Do jokes
A blonde, redhead, and brunette are all sitting in a hospital's waiting room for ultrasounds.
After a while, the brunette giggles while rubbing her belly. Both the blonde and redhead look over at her and ask, "What's with the giggling?"
The brunette replies, "I'm having a boy!"
The blonde and the redhead ask, "How do you know?"
"Because he was on top!" The brunette replies again.
The three go back to conversing, and then the redhead starts to giggle while rubbing her belly.
"What's with the giggling?" The blonde and brunette ask.
"I'm having a girl!" The redhead replies.
"Well, how do you know?" The blonde and brunette ask again.
"I was on top!"
All of a sudden, the blonde bursts into tears.
"Oh, honey! What's wrong?" The redhead and brunette ask.
"I'm having puppies!"
One day at school, Little Johnny and his friends were asked to do a sheet of paper which said, “Put a matching word from the word bank into the slot in the sentence that makes it make sense.” But when the teacher marked Little Johnny's papers, she asked why he put the word "bank" in every slot. And he says, “Well teacher, you said to put a word from the word bank and that's one word! So I had no choice but to put down that word!”
What do you call a cow with no legs? (Ground Beef!) No, a cow! The absence of legs does not change the fact that the species is still a cow!
What do you call a DOG with no legs? (A dog?) It doesn't matter what you call it, as it's never going to come.
How do fish get to school?
By the octobus.
How do you make a dead baby float?
1 cup rootbeer 2 scoops dead baby.
Memes
What do an angler fish and a pedophile have in common?
They both like to hide in dark places, look creepy, and like to lure small creatures.
What did the turtle do when he ran out of gas?
He went to the Shell station.
What do you call a fish with no eye?
A ffsshh.
How do you sink an American battleship?
Have the French build it.
Why didn't the skeleton cross the road?
Because he didn't have the guts to do it.
Pinocchio goes to the doctor for a checkup. When he gets there, the doctor asks him, "Do you have cancer?" Pinocchio replies, "That was very straight up, but no, I’m pretty sure I don’t have cancer." After saying this, his nose grew.

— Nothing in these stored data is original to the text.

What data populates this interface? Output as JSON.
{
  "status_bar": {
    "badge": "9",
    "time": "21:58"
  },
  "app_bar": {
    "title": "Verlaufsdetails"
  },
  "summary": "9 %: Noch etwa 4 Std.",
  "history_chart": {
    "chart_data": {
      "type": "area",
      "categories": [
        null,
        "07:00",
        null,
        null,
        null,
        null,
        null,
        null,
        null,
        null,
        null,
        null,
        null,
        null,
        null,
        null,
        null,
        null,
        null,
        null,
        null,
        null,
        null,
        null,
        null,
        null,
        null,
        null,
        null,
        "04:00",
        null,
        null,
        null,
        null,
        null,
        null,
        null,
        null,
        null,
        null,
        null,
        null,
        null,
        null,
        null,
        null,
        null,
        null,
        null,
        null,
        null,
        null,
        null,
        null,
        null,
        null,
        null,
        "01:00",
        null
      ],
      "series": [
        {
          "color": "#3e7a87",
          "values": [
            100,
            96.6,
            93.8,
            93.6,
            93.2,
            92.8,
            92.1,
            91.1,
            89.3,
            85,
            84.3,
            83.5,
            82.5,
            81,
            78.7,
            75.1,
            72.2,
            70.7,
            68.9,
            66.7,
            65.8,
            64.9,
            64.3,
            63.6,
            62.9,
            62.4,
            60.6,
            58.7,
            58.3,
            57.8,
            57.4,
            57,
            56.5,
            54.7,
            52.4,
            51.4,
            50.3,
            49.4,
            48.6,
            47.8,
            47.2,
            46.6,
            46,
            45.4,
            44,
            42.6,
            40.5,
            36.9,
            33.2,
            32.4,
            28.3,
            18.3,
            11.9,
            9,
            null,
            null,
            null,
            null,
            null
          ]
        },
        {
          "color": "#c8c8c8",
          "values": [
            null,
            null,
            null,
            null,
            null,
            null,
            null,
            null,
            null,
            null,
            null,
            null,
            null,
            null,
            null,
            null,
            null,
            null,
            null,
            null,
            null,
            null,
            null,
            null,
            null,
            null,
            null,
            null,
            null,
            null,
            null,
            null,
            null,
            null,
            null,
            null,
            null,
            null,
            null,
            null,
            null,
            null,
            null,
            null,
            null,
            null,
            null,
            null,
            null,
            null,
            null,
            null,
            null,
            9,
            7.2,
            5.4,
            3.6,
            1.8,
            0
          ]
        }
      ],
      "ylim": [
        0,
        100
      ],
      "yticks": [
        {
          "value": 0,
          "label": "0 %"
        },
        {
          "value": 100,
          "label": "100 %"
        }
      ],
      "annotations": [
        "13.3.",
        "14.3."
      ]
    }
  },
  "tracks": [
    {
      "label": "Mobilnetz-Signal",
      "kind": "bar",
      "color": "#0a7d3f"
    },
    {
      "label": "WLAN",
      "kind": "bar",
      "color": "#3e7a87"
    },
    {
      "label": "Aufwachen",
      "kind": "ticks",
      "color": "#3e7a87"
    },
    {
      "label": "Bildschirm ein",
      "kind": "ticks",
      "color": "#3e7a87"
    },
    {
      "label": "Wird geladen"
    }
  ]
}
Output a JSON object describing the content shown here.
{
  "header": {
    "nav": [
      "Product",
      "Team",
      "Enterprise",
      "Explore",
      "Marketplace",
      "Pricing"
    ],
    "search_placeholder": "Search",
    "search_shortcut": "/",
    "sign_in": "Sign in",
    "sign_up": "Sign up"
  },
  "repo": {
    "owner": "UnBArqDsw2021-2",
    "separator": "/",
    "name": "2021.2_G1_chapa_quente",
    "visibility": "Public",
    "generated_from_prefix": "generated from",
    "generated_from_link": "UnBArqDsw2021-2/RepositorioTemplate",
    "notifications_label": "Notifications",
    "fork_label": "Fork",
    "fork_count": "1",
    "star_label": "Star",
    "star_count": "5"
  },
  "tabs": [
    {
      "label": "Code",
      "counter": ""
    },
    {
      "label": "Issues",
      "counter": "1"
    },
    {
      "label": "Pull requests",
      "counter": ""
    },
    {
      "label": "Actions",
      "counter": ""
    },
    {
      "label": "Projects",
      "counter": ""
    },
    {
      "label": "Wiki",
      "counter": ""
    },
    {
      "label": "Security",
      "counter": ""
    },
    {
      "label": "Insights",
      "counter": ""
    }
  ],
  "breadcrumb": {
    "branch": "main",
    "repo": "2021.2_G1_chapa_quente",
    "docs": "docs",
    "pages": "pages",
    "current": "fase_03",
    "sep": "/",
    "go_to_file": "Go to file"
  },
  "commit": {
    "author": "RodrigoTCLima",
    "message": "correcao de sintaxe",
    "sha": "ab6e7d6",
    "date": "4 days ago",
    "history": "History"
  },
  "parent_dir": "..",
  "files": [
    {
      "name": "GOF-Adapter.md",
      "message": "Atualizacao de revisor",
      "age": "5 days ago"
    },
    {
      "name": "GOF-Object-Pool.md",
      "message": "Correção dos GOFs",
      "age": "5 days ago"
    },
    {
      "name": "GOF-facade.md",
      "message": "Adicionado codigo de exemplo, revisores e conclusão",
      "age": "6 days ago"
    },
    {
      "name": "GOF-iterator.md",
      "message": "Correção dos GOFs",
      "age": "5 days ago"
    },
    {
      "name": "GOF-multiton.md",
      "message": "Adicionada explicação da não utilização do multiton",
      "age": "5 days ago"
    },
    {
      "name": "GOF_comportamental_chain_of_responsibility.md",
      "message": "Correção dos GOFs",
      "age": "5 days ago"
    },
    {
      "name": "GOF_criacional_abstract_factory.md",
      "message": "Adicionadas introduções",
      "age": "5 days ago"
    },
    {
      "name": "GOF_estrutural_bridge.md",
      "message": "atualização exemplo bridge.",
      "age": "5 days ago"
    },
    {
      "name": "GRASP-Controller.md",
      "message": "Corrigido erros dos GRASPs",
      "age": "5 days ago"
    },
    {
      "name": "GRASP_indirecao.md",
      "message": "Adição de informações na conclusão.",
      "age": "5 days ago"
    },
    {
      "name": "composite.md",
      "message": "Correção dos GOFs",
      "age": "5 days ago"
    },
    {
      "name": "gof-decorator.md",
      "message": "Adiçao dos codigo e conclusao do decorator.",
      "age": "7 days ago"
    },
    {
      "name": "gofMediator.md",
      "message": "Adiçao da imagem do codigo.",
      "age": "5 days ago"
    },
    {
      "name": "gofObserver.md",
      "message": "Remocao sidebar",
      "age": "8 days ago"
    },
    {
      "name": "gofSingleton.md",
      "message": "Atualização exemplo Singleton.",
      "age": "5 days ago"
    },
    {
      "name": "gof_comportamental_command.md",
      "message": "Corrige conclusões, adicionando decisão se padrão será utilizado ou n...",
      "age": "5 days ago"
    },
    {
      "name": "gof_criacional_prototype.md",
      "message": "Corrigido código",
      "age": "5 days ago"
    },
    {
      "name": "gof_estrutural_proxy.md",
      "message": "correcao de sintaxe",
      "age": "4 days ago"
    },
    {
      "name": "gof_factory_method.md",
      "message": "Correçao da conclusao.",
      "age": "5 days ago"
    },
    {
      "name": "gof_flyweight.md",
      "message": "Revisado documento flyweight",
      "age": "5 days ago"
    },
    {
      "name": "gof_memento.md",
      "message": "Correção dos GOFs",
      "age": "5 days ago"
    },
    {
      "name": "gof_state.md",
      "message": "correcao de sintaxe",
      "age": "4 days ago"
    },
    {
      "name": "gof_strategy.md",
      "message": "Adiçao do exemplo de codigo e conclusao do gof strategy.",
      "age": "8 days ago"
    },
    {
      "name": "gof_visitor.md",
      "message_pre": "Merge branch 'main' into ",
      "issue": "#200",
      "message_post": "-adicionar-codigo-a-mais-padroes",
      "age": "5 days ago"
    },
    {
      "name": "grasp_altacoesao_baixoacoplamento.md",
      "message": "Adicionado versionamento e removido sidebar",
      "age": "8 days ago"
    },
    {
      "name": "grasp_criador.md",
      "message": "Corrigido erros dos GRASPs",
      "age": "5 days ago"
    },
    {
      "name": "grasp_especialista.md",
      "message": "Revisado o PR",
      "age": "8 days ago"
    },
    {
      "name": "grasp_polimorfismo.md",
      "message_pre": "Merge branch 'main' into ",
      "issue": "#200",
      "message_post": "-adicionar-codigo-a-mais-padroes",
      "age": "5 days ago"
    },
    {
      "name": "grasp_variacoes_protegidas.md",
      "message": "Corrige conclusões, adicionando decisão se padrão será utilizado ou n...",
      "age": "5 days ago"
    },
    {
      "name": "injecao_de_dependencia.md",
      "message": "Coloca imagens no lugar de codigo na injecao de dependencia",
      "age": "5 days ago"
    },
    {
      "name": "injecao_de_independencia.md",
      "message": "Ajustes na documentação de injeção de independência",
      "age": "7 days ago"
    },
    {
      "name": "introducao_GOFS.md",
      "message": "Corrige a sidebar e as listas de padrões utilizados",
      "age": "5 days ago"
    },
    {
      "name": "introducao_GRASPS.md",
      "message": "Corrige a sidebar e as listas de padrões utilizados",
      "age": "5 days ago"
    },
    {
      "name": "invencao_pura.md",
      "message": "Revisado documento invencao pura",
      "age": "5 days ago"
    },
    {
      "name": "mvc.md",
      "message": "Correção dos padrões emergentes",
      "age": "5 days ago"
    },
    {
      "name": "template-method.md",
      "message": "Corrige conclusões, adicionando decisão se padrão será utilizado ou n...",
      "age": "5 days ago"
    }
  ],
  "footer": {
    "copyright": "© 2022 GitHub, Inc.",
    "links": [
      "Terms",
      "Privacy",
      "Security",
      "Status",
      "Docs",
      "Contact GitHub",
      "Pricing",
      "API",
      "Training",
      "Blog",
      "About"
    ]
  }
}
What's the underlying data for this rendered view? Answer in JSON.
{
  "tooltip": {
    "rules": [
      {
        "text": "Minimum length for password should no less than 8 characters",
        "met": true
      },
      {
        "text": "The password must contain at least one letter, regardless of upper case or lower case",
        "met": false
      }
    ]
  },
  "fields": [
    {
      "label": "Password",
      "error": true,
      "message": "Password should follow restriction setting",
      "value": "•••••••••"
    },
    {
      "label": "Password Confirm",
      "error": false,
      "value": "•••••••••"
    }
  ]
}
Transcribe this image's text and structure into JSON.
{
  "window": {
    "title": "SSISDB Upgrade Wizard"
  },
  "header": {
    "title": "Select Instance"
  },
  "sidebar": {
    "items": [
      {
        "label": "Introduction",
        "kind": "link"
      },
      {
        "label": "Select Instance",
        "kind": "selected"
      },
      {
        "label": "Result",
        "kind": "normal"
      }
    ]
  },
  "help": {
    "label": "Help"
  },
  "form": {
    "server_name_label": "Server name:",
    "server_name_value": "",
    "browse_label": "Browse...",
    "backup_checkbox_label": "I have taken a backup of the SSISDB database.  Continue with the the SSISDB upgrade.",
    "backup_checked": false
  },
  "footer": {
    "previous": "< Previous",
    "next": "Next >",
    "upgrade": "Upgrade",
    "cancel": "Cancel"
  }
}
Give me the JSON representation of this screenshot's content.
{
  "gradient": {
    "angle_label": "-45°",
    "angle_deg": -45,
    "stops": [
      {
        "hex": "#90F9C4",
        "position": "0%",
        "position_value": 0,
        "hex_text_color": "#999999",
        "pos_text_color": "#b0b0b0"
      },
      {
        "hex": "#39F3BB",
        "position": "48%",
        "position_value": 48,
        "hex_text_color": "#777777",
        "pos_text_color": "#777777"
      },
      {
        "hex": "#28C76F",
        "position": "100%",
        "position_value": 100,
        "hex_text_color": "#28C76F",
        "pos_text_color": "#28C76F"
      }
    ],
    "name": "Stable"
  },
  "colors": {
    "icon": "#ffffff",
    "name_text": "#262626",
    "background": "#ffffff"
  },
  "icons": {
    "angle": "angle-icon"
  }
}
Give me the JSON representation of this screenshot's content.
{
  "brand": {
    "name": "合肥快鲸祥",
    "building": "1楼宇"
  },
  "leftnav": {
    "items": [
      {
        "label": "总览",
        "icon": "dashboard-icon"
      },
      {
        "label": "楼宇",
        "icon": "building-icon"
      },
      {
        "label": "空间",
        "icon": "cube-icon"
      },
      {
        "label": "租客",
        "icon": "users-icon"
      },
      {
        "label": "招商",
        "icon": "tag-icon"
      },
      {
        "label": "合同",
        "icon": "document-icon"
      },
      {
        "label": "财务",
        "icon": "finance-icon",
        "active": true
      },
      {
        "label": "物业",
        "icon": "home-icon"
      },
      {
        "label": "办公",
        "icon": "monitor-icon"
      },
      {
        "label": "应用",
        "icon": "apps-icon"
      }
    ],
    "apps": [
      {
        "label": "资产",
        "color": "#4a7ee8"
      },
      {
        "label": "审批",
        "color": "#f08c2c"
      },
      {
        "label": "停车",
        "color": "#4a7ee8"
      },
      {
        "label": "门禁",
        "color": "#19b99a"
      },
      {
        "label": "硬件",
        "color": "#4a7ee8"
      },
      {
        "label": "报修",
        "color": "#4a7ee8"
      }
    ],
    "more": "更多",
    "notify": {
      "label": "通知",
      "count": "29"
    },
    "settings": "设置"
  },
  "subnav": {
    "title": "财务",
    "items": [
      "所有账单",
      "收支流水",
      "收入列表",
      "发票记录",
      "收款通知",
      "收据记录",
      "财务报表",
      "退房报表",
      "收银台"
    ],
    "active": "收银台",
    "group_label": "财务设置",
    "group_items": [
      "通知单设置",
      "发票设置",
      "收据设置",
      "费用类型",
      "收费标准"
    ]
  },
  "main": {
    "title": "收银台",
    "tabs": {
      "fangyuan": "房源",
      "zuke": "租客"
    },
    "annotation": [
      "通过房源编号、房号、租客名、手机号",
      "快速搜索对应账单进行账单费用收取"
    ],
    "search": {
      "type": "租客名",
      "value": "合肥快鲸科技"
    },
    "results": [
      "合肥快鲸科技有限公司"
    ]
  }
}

What do you call a German man who can't see?
A not see.
What do you call someone smart and dead?
Stephen Hawking...
Do you guys know how to make a hoe in Minecraft?
You pick it up off the street.
What do you call a group of depressed kids?
The suicide squad.
What do you call a horse rider with Down syndrome?
Down Quijote.
What do you get when you mix alcohol and literature? -- Tequila Mockingbird.
What do you call a belt made of watches? A waste of time.
Why do Americans suck at chess?.......... They already lost two towers.
An attractive man and a blonde meet in an elevator.
"Where are you heading today?" the man asks.
"I'm going down to give blood."
"How much do you get paid for giving blood?"
"About $30."
"Wow," says the man, "I'm going up to donate sperm, and the sperm bank pays $100."
The woman, slightly annoyed, gets off the elevator. The next day, the man and woman meet in the elevator again.
"Fancy meeting you again. Where you off to today?"
"Sperm bank," she mumbles with her mouth full.